Il faut attendre le ve siècle de l'ère chrétienne pour trouver à Alexandrie une véritable école philosophique, comparable à celle d'Athènes. À ses origines, on rencontre la célèbre philosophe Hypatie qui, avant de connaître une fin tragique, forma des disciples enthousiastes, parmi lesquels le futur évêque Synésius de Cyrène. Vers la même époque, au début du ve siècle, un enseignement est dispensé à Alexandrie par Hiéroclès, disciple de Plutarque d'Athènes et commentateur des Vers d'or pseudo-pythagoriciens. C'est également à Athènes, sous Syrianus, qu'étudia Hermias ; son commentaire sur le Phèdre de Platon n'est qu'un assemblage de notes prises au cours de Syrianus. Ammonius, fils d'Hermias, commente le De interpretatione d'Aristote, et aussi certains dialogues de Platon.
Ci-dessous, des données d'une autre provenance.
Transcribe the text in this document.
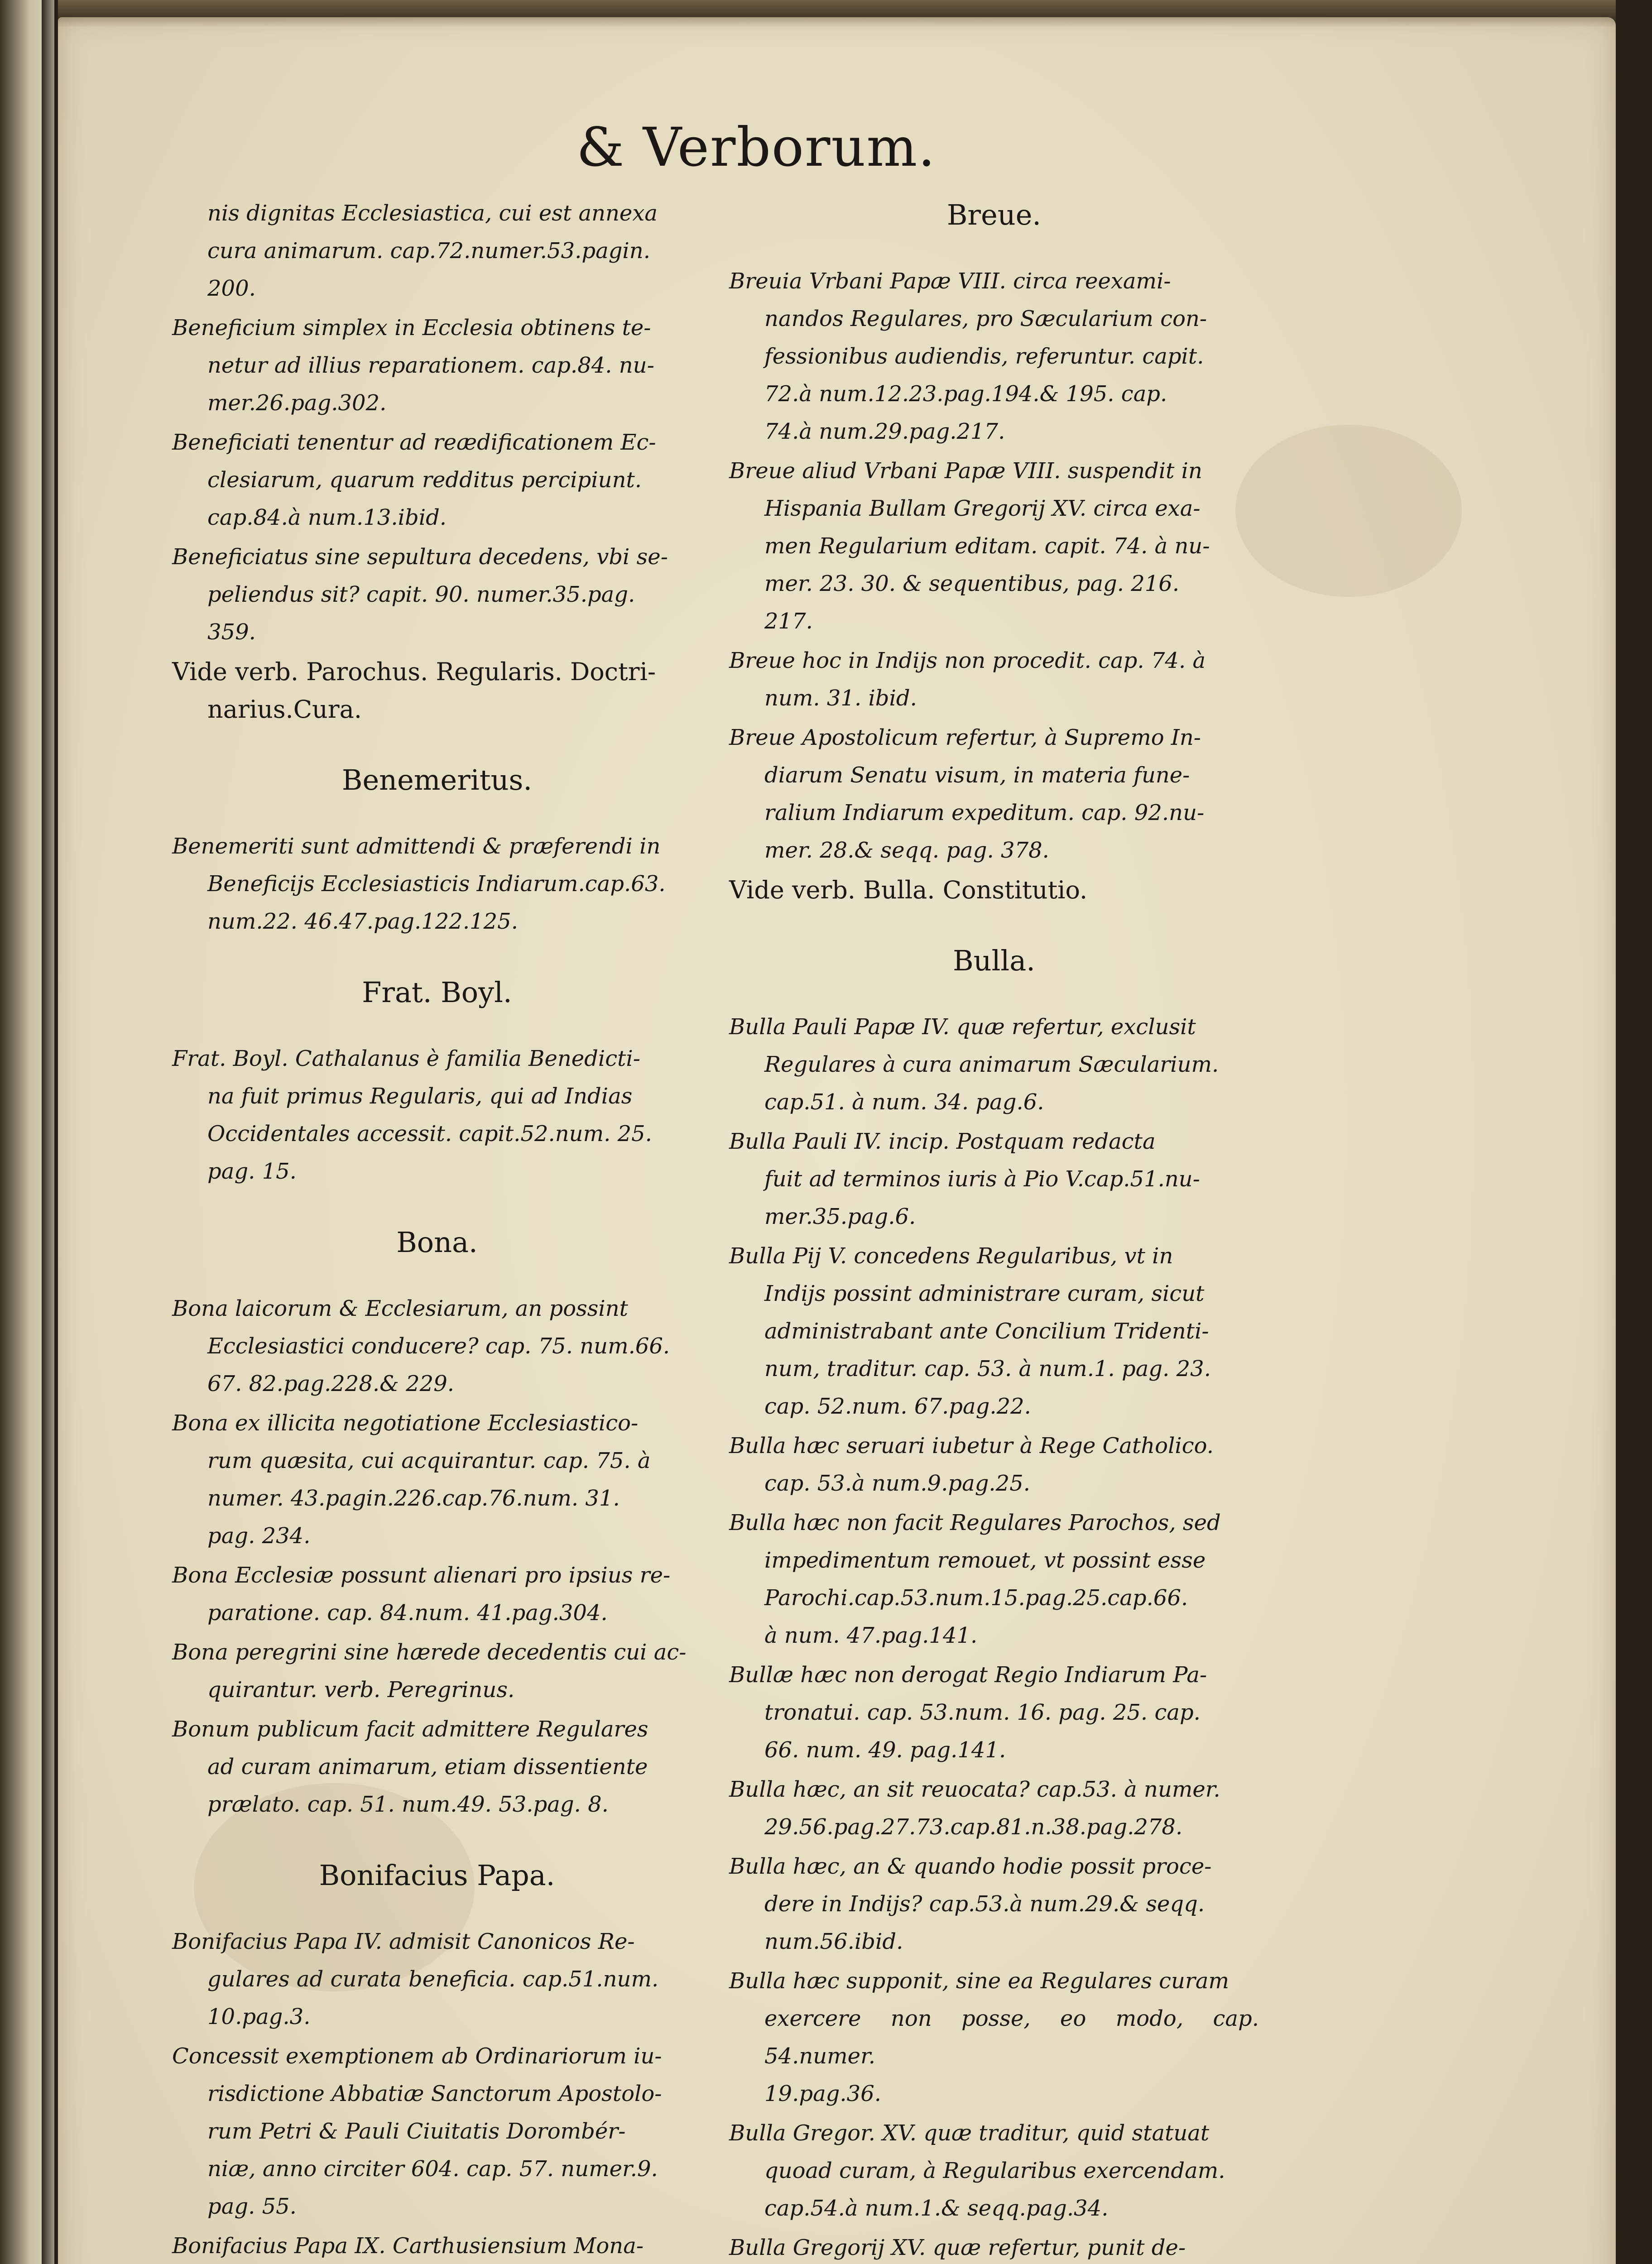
& Verborum.
nis dignitas Ecclesiastica, cui est annexa
cura animarum. cap.72.numer.53.pagin.
200.
Beneficium simplex in Ecclesia obtinens te-
netur ad illius reparationem. cap.84. nu-
mer.26.pag.302.
Beneficiati tenentur ad reædificationem Ec-
clesiarum, quarum redditus percipiunt.
cap.84.à num.13.ibid.
Beneficiatus sine sepultura decedens, vbi se-
peliendus sit? capit. 90. numer.35.pag.
359.
Vide verb. Parochus. Regularis. Doctri-
narius.Cura.
Benemeritus.
Benemeriti sunt admittendi & præferendi in
Beneficijs Ecclesiasticis Indiarum.cap.63.
num.22. 46.47.pag.122.125.
Frat. Boyl.
Frat. Boyl. Cathalanus è familia Benedicti-
na fuit primus Regularis, qui ad Indias
Occidentales accessit. capit.52.num. 25.
pag. 15.
Bona.
Bona laicorum & Ecclesiarum, an possint
Ecclesiastici conducere? cap. 75. num.66.
67. 82.pag.228.& 229.
Bona ex illicita negotiatione Ecclesiastico-
rum quæsita, cui acquirantur. cap. 75. à
numer. 43.pagin.226.cap.76.num. 31.
pag. 234.
Bona Ecclesiæ possunt alienari pro ipsius re-
paratione. cap. 84.num. 41.pag.304.
Bona peregrini sine hærede decedentis cui ac-
quirantur. verb. Peregrinus.
Bonum publicum facit admittere Regulares
ad curam animarum, etiam dissentiente
prælato. cap. 51. num.49. 53.pag. 8.
Bonifacius Papa.
Bonifacius Papa IV. admisit Canonicos Re-
gulares ad curata beneficia. cap.51.num.
10.pag.3.
Concessit exemptionem ab Ordinariorum iu-
risdictione Abbatiæ Sanctorum Apostolo-
rum Petri & Pauli Ciuitatis Dorombér-
niæ, anno circiter 604. cap. 57. numer.9.
pag. 55.
Bonifacius Papa IX. Carthusiensium Mona-

Breue.
Breuia Vrbani Papæ VIII. circa reexami-
nandos Regulares, pro Sæcularium con-
fessionibus audiendis, referuntur. capit.
72.à num.12.23.pag.194.& 195. cap.
74.à num.29.pag.217.
Breue aliud Vrbani Papæ VIII. suspendit in
Hispania Bullam Gregorij XV. circa exa-
men Regularium editam. capit. 74. à nu-
mer. 23. 30. & sequentibus, pag. 216.
217.
Breue hoc in Indijs non procedit. cap. 74. à
num. 31. ibid.
Breue Apostolicum refertur, à Supremo In-
diarum Senatu visum, in materia fune-
ralium Indiarum expeditum. cap. 92.nu-
mer. 28.& seqq. pag. 378.
Vide verb. Bulla. Constitutio.
Bulla.
Bulla Pauli Papæ IV. quæ refertur, exclusit
Regulares à cura animarum Sæcularium.
cap.51. à num. 34. pag.6.
Bulla Pauli IV. incip. Postquam redacta
fuit ad terminos iuris à Pio V.cap.51.nu-
mer.35.pag.6.
Bulla Pij V. concedens Regularibus, vt in
Indijs possint administrare curam, sicut
administrabant ante Concilium Tridenti-
num, traditur. cap. 53. à num.1. pag. 23.
cap. 52.num. 67.pag.22.
Bulla hæc seruari iubetur à Rege Catholico.
cap. 53.à num.9.pag.25.
Bulla hæc non facit Regulares Parochos, sed
impedimentum remouet, vt possint esse
Parochi.cap.53.num.15.pag.25.cap.66.
à num. 47.pag.141.
Bullæ hæc non derogat Regio Indiarum Pa-
tronatui. cap. 53.num. 16. pag. 25. cap.
66. num. 49. pag.141.
Bulla hæc, an sit reuocata? cap.53. à numer.
29.56.pag.27.73.cap.81.n.38.pag.278.
Bulla hæc, an & quando hodie possit proce-
dere in Indijs? cap.53.à num.29.& seqq.
num.56.ibid.
Bulla hæc supponit, sine ea Regulares curam
exercere non posse, eo modo, cap. 54.numer.
19.pag.36.
Bulla Gregor. XV. quæ traditur, quid statuat
quoad curam, à Regularibus exercendam.
cap.54.à num.1.& seqq.pag.34.
Bulla Gregorij XV. quæ refertur, punit de-
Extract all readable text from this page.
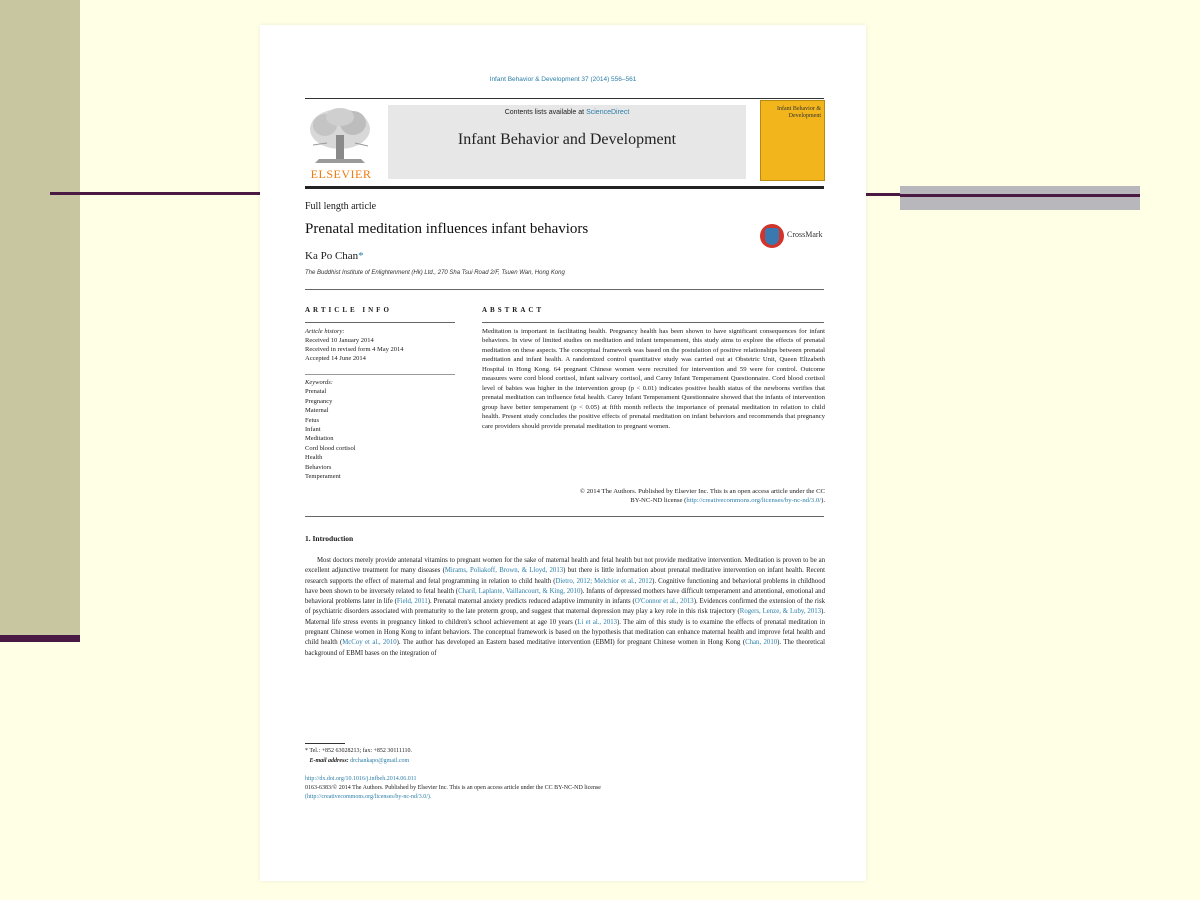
Infant Behavior & Development 37 (2014) 556–561
ELSEVIER
Contents lists available at ScienceDirect
Infant Behavior and Development
Infant Behavior & Development
Full length article
Prenatal meditation influences infant behaviors	CrossMark
Ka Po Chan*
The Buddhist Institute of Enlightenment (Hk) Ltd., 270 Sha Tsui Road 2/F, Tsuen Wan, Hong Kong
ARTICLE INFO	ABSTRACT
Article history:
Received 10 January 2014
Received in revised form 4 May 2014
Accepted 14 June 2014
Keywords:
Prenatal
Pregnancy
Maternal
Fetus
Infant
Meditation
Cord blood cortisol
Health
Behaviors
Temperament
Meditation is important in facilitating health. Pregnancy health has been shown to have significant consequences for infant behaviors. In view of limited studies on meditation and infant temperament, this study aims to explore the effects of prenatal meditation on these aspects. The conceptual framework was based on the postulation of positive relationships between prenatal meditation and infant health. A randomized control quantitative study was carried out at Obstetric Unit, Queen Elizabeth Hospital in Hong Kong. 64 pregnant Chinese women were recruited for intervention and 59 were for control. Outcome measures were cord blood cortisol, infant salivary cortisol, and Carey Infant Temperament Questionnaire. Cord blood cortisol level of babies was higher in the intervention group (p < 0.01) indicates positive health status of the newborns verifies that prenatal meditation can influence fetal health. Carey Infant Temperament Questionnaire showed that the infants of intervention group have better temperament (p < 0.05) at fifth month reflects the importance of prenatal meditation in relation to child health. Present study concludes the positive effects of prenatal meditation on infant behaviors and recommends that pregnancy care providers should provide prenatal meditation to pregnant women.
© 2014 The Authors. Published by Elsevier Inc. This is an open access article under the CC
BY-NC-ND license (http://creativecommons.org/licenses/by-nc-nd/3.0/).
1. Introduction
Most doctors merely provide antenatal vitamins to pregnant women for the sake of maternal health and fetal health but not provide meditative intervention. Meditation is proven to be an excellent adjunctive treatment for many diseases (Mirams, Poliakoff, Brown, & Lloyd, 2013) but there is little information about prenatal meditative intervention on infant health. Recent research supports the effect of maternal and fetal programming in relation to child health (Dietro, 2012; Melchior et al., 2012). Cognitive functioning and behavioral problems in childhood have been shown to be inversely related to fetal health (Charil, Laplante, Vaillancourt, & King, 2010). Infants of depressed mothers have difficult temperament and attentional, emotional and behavioral problems later in life (Field, 2011). Prenatal maternal anxiety predicts reduced adaptive immunity in infants (O'Connor et al., 2013). Evidences confirmed the extension of the risk of psychiatric disorders associated with prematurity to the late preterm group, and suggest that maternal depression may play a key role in this risk trajectory (Rogers, Lenze, & Luby, 2013). Maternal life stress events in pregnancy linked to children's school achievement at age 10 years (Li et al., 2013). The aim of this study is to examine the effects of prenatal meditation in pregnant Chinese women in Hong Kong to infant behaviors. The conceptual framework is based on the hypothesis that meditation can enhance maternal health and improve fetal health and child health (McCoy et al., 2010). The author has developed an Eastern based meditative intervention (EBMI) for pregnant Chinese women in Hong Kong (Chan, 2010). The theoretical background of EBMI bases on the integration of
* Tel.: +852 63028213; fax: +852 30111110.
E-mail address: drchankapo@gmail.com
http://dx.doi.org/10.1016/j.infbeh.2014.06.011
0163-6383/© 2014 The Authors. Published by Elsevier Inc. This is an open access article under the CC BY-NC-ND license
(http://creativecommons.org/licenses/by-nc-nd/3.0/).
Jean Philopon ne fut pas exactement chef de l'école, car il est toujours désigné comme « grammairien », c'est-à-dire professeur de philologie, et non comme « philosophe ». Olympiodore, né vers 500, est, de ces divers auteurs, celui dont nous conservons le plus d'ouvrages, trois commentaires sur Platon et deux sur Aristote. Ses successeurs se nomment Elias, David, Étienne d'Alexandrie. Il convient de rattacher encore à cette école deux écrits anonymes : un commentaire chrétien sur le Parménide de Platon, et des Prolégomènes à la philosophie platonicienne.

Tous ces philosophes ont en commun divers caractères. Tout Alexandrins qu'ils sont, ils entretiennent d'étroites relations avec l'école d'Athènes ; plusieurs d'entre eux ont été formés à Athènes ; plusieurs maîtres athéniens, Damascius, Simplicius, ont étudié à Alexandrie. Mais l'école d'Athènes fut fermée, dès 529, par Justinien, tandis que celle d'Alexandrie survécut jusqu'à la conquête arabe, en 640 – ce qui conféra d'ailleurs aux Alexandrins un rôle de premier plan dans la transmission du patrimoine hellénique au monde arabe. Pourquoi ce sort différent ? Damascius rapporte qu'Ammonius, fils d'Hermias, aurait discuté avec l'évêque d'Alexandrie des corrections à apporter à la philosophie grecque pour la rendre compatible avec le dogme chrétien. Vrai ou faux, le trait montre que ces philosophes savaient ménager les puissantes autorités religieuses ; plusieurs d'entre eux devaient d'ailleurs être chrétiens, comme le suggère leur nom. Très probablement, ce sont les précautions qu'ils prirent à l'endroit du christianisme qui leur valurent de survivre à leurs collègues athéniens ; H. D. Saffrey a très bien observé que, l'année de la fermeture de l'école d'Athènes (529), Jean Philopon composait contre Proclus un traité destiné à montrer que le monde a été créé dans le temps ; c'est en donnant de tels gages au pouvoir religieux et, au-dessus de lui, à l'empereur chrétien, que l'école philosophique d'Alexandrie put connaître une exceptionnelle longévité.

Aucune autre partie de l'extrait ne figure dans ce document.